March 14, 2023

Venable Achieves Pro Bono Victory in Southern California Dependency Case

3 min

Sarah Cronin, a partner in Venable’s Los Angeles office, recently secured a victory on behalf of the current caregivers and de facto parents of two siblings, a brother and a sister aged two and three. Because her birth mother was declared unfit to provide the proper care, the older child was first placed with her foster parent and de facto mother when she was just two months old. Nearly a year later, the toddler was returned to her birth mother.

She and her newborn brother shared a home with their mother and maternal grandmother for nearly a year. During that time, the former foster couple regularly visited and babysat both children. The foster couple were then contacted by the children’s social worker, informing them that the children were being removed from the mother’s care by the county and that they would be placed in foster care. Venable’s clients took in both children that night.

About a year later, the couple sought legal assistance when the county filed an "emergency amendment" asking for the children to be placed with the maternal grandmother—the same person whose home the children had been removed from. Advokids, an advocacy organization for foster children in Southern California, referred the case to Venable, and Cronin began representing the foster parents in May of 2022. She filed briefs with the court explaining why the children should remain where they were, and the hearing went forward in December.

At the hearing, the court unexpectedly called the maternal grandmother to testify, so Cronin had to prepare for cross-examination on the fly while listening to the testimony on direct examination. Through her cross-examination, she elicited testimony that the grandmother described the older child as "ill" because of her diagnosis of high-functioning autism, which did not sit well with the court. Cronin also drew out testimony that the younger child was severely developmentally delayed when he was placed with Venable’s clients, but the grandmother had not noticed that anything was wrong.

Venable’s client prevailed on all three issues before the court:

  • First, the court denied the maternal grandmother’s petition to place the children with her, finding it was not in the children’s best interests
  • Second, the court denied the biological parents’ petitions to reinstate reunification services, finding that the parents had not demonstrated changed circumstances and the children did not have a significant bond with them, having lived most of their lives with Venable’s clients
  • And third, the court terminated the parents’ rights, thus freeing the children to be adopted by Venable’s clients

This victory clears the path for the couple to adopt the two children, who have been calling them "Mommy" and "Daddy" for the past year and a half.
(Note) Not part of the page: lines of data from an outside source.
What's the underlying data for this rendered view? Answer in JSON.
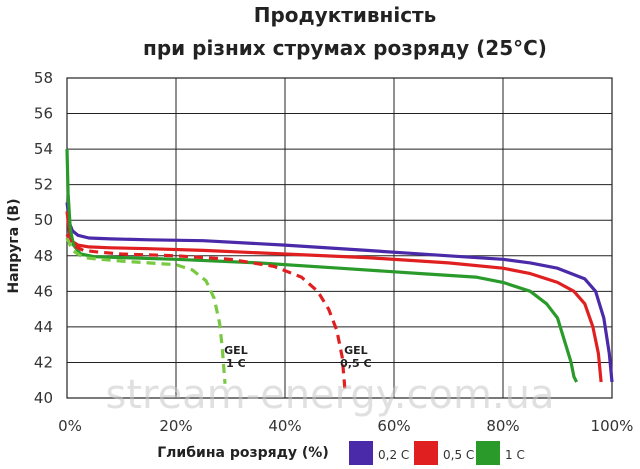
{
  "chart_data": {
    "type": "line",
    "title": [
      "Продуктивність",
      "при різних струмах розряду (25°C)"
    ],
    "xlabel": "Глибина розряду (%)",
    "ylabel": "Напруга (В)",
    "xlim": [
      0,
      100
    ],
    "ylim": [
      40,
      58
    ],
    "x_ticks": [
      "0%",
      "20%",
      "40%",
      "60%",
      "80%",
      "100%"
    ],
    "y_ticks": [
      "40",
      "42",
      "44",
      "46",
      "48",
      "50",
      "52",
      "54",
      "56",
      "58"
    ],
    "grid": true,
    "legend_position": "bottom-right",
    "legend": [
      {
        "label": "0,2 C",
        "color": "#4a2aa8"
      },
      {
        "label": "0,5 C",
        "color": "#e02020"
      },
      {
        "label": "1 C",
        "color": "#2a9a2a"
      }
    ],
    "series": [
      {
        "name": "0,2 C",
        "color": "#4a2aa8",
        "style": "solid",
        "x": [
          0,
          0.5,
          1,
          2,
          4,
          8,
          15,
          25,
          40,
          55,
          70,
          80,
          85,
          90,
          95,
          97,
          98.5,
          99.5,
          100
        ],
        "y": [
          51,
          49.8,
          49.4,
          49.15,
          49.0,
          48.95,
          48.9,
          48.85,
          48.6,
          48.3,
          48.0,
          47.8,
          47.6,
          47.3,
          46.7,
          46.0,
          44.5,
          42.5,
          40.9
        ]
      },
      {
        "name": "0,5 C",
        "color": "#e02020",
        "style": "solid",
        "x": [
          0,
          0.5,
          1,
          2,
          4,
          8,
          15,
          25,
          40,
          55,
          70,
          80,
          85,
          90,
          93,
          95,
          96.5,
          97.5,
          98
        ],
        "y": [
          50.5,
          49.2,
          48.8,
          48.6,
          48.5,
          48.45,
          48.4,
          48.3,
          48.1,
          47.9,
          47.6,
          47.3,
          47.0,
          46.5,
          46.0,
          45.3,
          44.0,
          42.5,
          40.9
        ]
      },
      {
        "name": "1 C",
        "color": "#2a9a2a",
        "style": "solid",
        "x": [
          0,
          0.2,
          0.6,
          1.2,
          2.5,
          5,
          10,
          20,
          35,
          50,
          65,
          75,
          80,
          85,
          88,
          90,
          91.5,
          92.5,
          93,
          93.5
        ],
        "y": [
          54,
          51.5,
          49.5,
          48.6,
          48.1,
          47.95,
          47.9,
          47.8,
          47.6,
          47.3,
          47.0,
          46.8,
          46.5,
          46.0,
          45.3,
          44.5,
          43.0,
          42.0,
          41.2,
          40.9
        ]
      },
      {
        "name": "GEL 0,5 C",
        "color": "#e02020",
        "style": "dashed",
        "x": [
          0,
          1,
          3,
          6,
          10,
          20,
          30,
          38,
          43,
          46,
          48,
          49.5,
          50.5,
          51
        ],
        "y": [
          49.2,
          48.6,
          48.3,
          48.2,
          48.1,
          48.0,
          47.8,
          47.4,
          46.8,
          46.0,
          45.0,
          43.8,
          42.3,
          40.5
        ]
      },
      {
        "name": "GEL 1 C",
        "color": "#7ac943",
        "style": "dashed",
        "x": [
          0,
          1,
          3,
          6,
          10,
          15,
          20,
          23,
          25.5,
          27,
          28,
          28.5,
          29
        ],
        "y": [
          49.0,
          48.3,
          47.9,
          47.8,
          47.7,
          47.6,
          47.5,
          47.2,
          46.6,
          45.6,
          44.2,
          42.8,
          40.8
        ]
      }
    ],
    "annotations": [
      {
        "text": [
          "GEL",
          "1 C"
        ],
        "x": 31,
        "y": 41.8
      },
      {
        "text": [
          "GEL",
          "0,5 C"
        ],
        "x": 53,
        "y": 41.8
      }
    ]
  },
  "watermark": "stream-energy.com.ua"
}
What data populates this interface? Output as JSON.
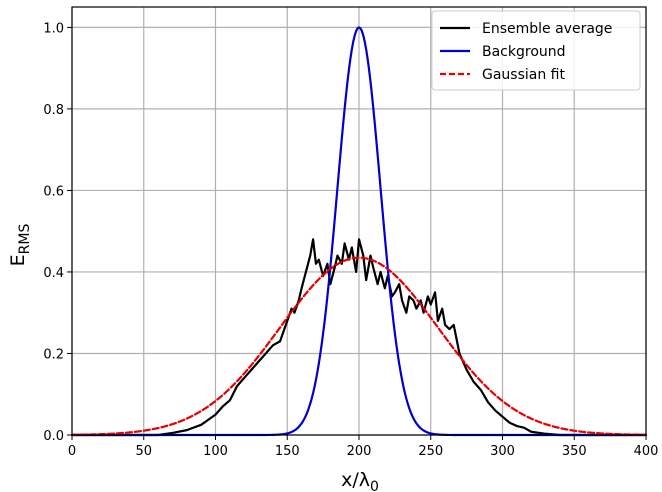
{
  "chart_data": {
    "type": "line",
    "title": "",
    "xlabel": "x/λ0",
    "xlabel_main": "x/λ",
    "xlabel_sub": "0",
    "ylabel": "E_RMS",
    "ylabel_main": "E",
    "ylabel_sub": "RMS",
    "xlim": [
      0,
      400
    ],
    "ylim": [
      0,
      1.05
    ],
    "xticks": [
      0,
      50,
      100,
      150,
      200,
      250,
      300,
      350,
      400
    ],
    "yticks": [
      0.0,
      0.2,
      0.4,
      0.6,
      0.8,
      1.0
    ],
    "xtick_labels": [
      "0",
      "50",
      "100",
      "150",
      "200",
      "250",
      "300",
      "350",
      "400"
    ],
    "ytick_labels": [
      "0.0",
      "0.2",
      "0.4",
      "0.6",
      "0.8",
      "1.0"
    ],
    "grid": true,
    "legend_position": "top-right",
    "series": [
      {
        "name": "Ensemble average",
        "color": "#000000",
        "style": "solid",
        "x": [
          0,
          60,
          70,
          80,
          90,
          100,
          105,
          110,
          115,
          120,
          125,
          130,
          135,
          140,
          145,
          150,
          153,
          155,
          158,
          160,
          163,
          166,
          168,
          170,
          172,
          175,
          178,
          180,
          183,
          185,
          188,
          190,
          193,
          195,
          198,
          200,
          203,
          205,
          208,
          210,
          213,
          215,
          218,
          220,
          223,
          225,
          228,
          230,
          233,
          235,
          238,
          240,
          243,
          245,
          248,
          250,
          253,
          255,
          258,
          260,
          263,
          266,
          270,
          275,
          280,
          285,
          290,
          295,
          300,
          305,
          310,
          315,
          320,
          330,
          340,
          400
        ],
        "y": [
          0.0,
          0.0,
          0.005,
          0.012,
          0.025,
          0.05,
          0.07,
          0.085,
          0.12,
          0.14,
          0.16,
          0.18,
          0.2,
          0.22,
          0.23,
          0.28,
          0.31,
          0.3,
          0.33,
          0.36,
          0.4,
          0.44,
          0.48,
          0.42,
          0.43,
          0.39,
          0.42,
          0.37,
          0.41,
          0.44,
          0.42,
          0.47,
          0.43,
          0.46,
          0.4,
          0.48,
          0.44,
          0.38,
          0.44,
          0.41,
          0.37,
          0.4,
          0.36,
          0.39,
          0.34,
          0.35,
          0.37,
          0.33,
          0.3,
          0.34,
          0.33,
          0.31,
          0.33,
          0.3,
          0.34,
          0.32,
          0.35,
          0.28,
          0.31,
          0.27,
          0.26,
          0.27,
          0.2,
          0.16,
          0.13,
          0.11,
          0.08,
          0.06,
          0.045,
          0.03,
          0.022,
          0.018,
          0.008,
          0.003,
          0.0,
          0.0
        ]
      },
      {
        "name": "Background",
        "color": "#0000cc",
        "style": "solid",
        "function": "gaussian",
        "amplitude": 1.0,
        "center": 200,
        "sigma": 15
      },
      {
        "name": "Gaussian fit",
        "color": "#e60000",
        "style": "dashed",
        "function": "gaussian",
        "amplitude": 0.435,
        "center": 200,
        "sigma": 55
      }
    ]
  }
}
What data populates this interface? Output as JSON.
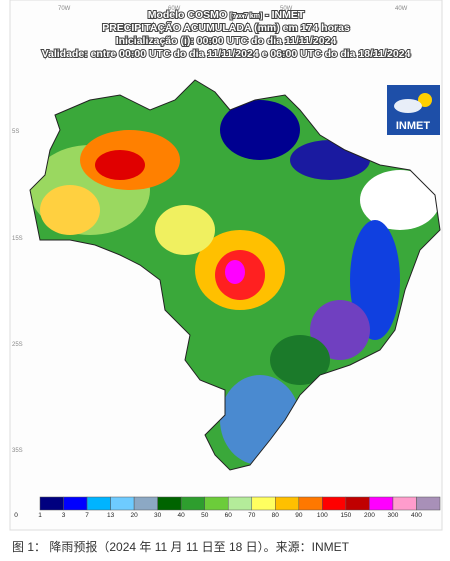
{
  "header": {
    "model": "Modelo COSMO",
    "resolution": "[7 x 7 km]",
    "agency": "- INMET",
    "title": "PRECIPITAÇÃO ACUMULADA (mm) em 174 horas",
    "init": "Inicialização (i): 00:00 UTC do dia 11/11/2024",
    "validity": "Validade: entre 00:00 UTC do dia 11/11/2024 e 06:00 UTC do dia 18/11/2024"
  },
  "logo": {
    "text": "INMET"
  },
  "grid_labels": {
    "lon": [
      "70W",
      "60W",
      "50W",
      "40W"
    ],
    "lat": [
      "5S",
      "15S",
      "25S",
      "35S"
    ]
  },
  "legend": {
    "ticks": [
      0,
      1,
      3,
      7,
      13,
      20,
      30,
      40,
      50,
      60,
      70,
      80,
      90,
      100,
      150,
      200,
      300,
      400
    ],
    "colors": [
      "#00007f",
      "#0000ff",
      "#00b4ff",
      "#6ecbff",
      "#8ca8c4",
      "#006400",
      "#2e9e2e",
      "#6ccc3a",
      "#b4ec9a",
      "#ffff60",
      "#ffc000",
      "#ff7800",
      "#ff0000",
      "#c00000",
      "#ff00ff",
      "#ff9ccc",
      "#a890b8"
    ]
  },
  "caption": "图 1： 降雨预报（2024 年 11 月 11 日至 18 日）。来源：INMET"
}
Cronin, who focuses her practice primarily on entertainment litigation, appreciated this pro bono opportunity, as it allowed her to tackle areas of the law that are different from those she is accustomed to, and the grandmother's surprise testimony forced her to adjust her strategy mid-trial.

"Venable encourages us to include pro bono work as part of each of our practices," Cronin said. "We have all these resources to bring in to help this family out."

Legal administrative assistant Karen Tjaden and partner Dan Silverman contributed to this victory, as did Advokids.

"Advokids was exceedingly helpful," Cronin continued. "They are true experts and were able to provide their expertise and resources to get us up to speed on the law so that we could advocate effectively on behalf of our clients."